Recurrent Potential G-Quadruplex Sequences in Archaeal Genomes

Front Microbiol. 2021 Mar 24:12:647851. doi: 10.3389/fmicb.2021.647851. eCollection 2021.

Abstract

Evolutionary conservation or over-representation of the potential G-quadruplex sequences (PQS) in genomes are usually considered as a sign of the functional relevance of these sequences. However, uneven base distribution (GC-content) along the genome may along the genome may result in seeming abundance of PQSs over average in the genome. Apart from this, a number of other conserved functional signals that are encoded in the GC-rich genomic regions may inadvertently result in emergence of G-quadruplex compatible sequences. Here, we analyze the genomes of archaea focusing our search to repetitive PQS (rPQS) motifs within each organism. The probability of occurrence of several identical PQSs within a relatively short archaeal genome is low and, thus, the structure and genomic location of such rPQSs may become a direct indication of their functionality.
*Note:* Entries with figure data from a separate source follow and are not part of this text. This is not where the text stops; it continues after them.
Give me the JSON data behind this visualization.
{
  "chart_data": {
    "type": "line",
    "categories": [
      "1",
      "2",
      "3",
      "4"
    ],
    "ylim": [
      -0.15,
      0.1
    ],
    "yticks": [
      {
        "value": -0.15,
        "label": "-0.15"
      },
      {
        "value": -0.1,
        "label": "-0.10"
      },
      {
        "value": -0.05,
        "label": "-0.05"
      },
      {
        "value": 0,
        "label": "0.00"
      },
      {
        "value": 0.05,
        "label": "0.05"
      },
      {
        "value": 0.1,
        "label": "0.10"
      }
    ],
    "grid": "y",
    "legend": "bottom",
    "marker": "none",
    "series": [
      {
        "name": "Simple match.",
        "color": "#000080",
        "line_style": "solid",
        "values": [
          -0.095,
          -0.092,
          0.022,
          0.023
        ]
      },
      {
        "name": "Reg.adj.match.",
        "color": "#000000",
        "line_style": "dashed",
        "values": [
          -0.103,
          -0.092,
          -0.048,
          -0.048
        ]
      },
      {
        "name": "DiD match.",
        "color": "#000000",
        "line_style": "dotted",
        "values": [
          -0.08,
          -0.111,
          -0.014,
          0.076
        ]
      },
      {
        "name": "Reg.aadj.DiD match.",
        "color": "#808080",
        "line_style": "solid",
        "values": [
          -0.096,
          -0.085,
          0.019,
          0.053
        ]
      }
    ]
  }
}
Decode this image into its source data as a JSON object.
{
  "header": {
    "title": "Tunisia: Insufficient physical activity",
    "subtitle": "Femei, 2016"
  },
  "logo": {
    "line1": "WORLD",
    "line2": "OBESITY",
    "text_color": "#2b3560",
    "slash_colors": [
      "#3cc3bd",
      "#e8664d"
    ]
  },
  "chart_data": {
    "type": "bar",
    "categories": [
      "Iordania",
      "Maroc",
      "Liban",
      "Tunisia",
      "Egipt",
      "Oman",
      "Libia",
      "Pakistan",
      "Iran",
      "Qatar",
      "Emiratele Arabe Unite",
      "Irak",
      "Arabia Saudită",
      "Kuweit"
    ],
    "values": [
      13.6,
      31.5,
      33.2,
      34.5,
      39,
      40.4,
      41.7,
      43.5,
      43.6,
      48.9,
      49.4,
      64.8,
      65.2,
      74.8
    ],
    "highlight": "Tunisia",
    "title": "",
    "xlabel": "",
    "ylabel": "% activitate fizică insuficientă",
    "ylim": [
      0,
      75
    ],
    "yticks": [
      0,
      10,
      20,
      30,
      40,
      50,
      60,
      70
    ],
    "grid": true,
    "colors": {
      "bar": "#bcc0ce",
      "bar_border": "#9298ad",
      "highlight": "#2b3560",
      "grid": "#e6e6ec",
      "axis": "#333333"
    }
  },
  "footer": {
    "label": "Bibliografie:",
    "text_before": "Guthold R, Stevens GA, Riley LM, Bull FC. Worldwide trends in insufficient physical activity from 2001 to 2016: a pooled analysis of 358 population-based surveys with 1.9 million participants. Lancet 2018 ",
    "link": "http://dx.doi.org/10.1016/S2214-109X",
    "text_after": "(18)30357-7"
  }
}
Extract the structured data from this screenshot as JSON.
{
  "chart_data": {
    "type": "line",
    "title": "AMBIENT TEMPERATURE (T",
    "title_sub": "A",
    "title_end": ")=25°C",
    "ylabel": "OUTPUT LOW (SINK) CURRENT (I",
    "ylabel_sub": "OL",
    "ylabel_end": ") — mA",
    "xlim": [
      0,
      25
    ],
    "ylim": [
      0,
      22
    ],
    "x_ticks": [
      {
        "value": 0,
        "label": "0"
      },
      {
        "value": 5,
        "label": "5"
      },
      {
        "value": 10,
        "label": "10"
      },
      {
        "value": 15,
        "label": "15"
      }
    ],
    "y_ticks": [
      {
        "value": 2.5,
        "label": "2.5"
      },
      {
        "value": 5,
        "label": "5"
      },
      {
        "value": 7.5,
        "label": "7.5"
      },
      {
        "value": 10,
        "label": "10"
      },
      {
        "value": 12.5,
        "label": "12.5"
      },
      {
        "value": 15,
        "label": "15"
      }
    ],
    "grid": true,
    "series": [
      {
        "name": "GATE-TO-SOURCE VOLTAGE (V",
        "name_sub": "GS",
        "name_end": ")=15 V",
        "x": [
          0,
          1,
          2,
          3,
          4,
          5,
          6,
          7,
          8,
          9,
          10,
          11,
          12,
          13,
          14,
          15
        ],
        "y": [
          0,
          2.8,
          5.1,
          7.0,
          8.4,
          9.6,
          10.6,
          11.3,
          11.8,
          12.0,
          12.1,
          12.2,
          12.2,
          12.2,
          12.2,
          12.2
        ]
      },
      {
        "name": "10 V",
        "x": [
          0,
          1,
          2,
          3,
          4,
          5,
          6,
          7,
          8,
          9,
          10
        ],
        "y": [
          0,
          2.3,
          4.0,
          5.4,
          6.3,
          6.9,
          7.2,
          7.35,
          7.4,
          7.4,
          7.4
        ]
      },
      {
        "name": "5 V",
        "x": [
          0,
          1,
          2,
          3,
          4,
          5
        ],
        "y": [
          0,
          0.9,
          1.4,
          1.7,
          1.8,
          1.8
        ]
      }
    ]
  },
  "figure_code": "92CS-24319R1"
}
We have found that the majority of the genomes of Methanomicrobiaceae family of archaea contained multiple copies of the interspersed highly similar PQSs. Short oligonucleotides corresponding to the rPQS formed the G-quadruplex (G4) structure in presence of potassium ions as demonstrated by circular dichroism (CD) and enzymatic probing. However, further analysis of the genomic context for the rPQS revealed a 10-12 nt cytosine-rich track adjacent to 3'-end of each rPQS. Synthetic DNA fragments that included the C-rich track tended to fold into alternative structures such as hairpin structure and antiparallel triplex that were in equilibrium with G4 structure depending on the presence of potassium ions in solution. Structural properties of the found repetitive sequences, their location in the genomes of archaea, and possible functions are discussed.

Keywords: DNA; G-quadruplex; Methanomicrobiaceae; archaea; circular dichroism; nuclease probing.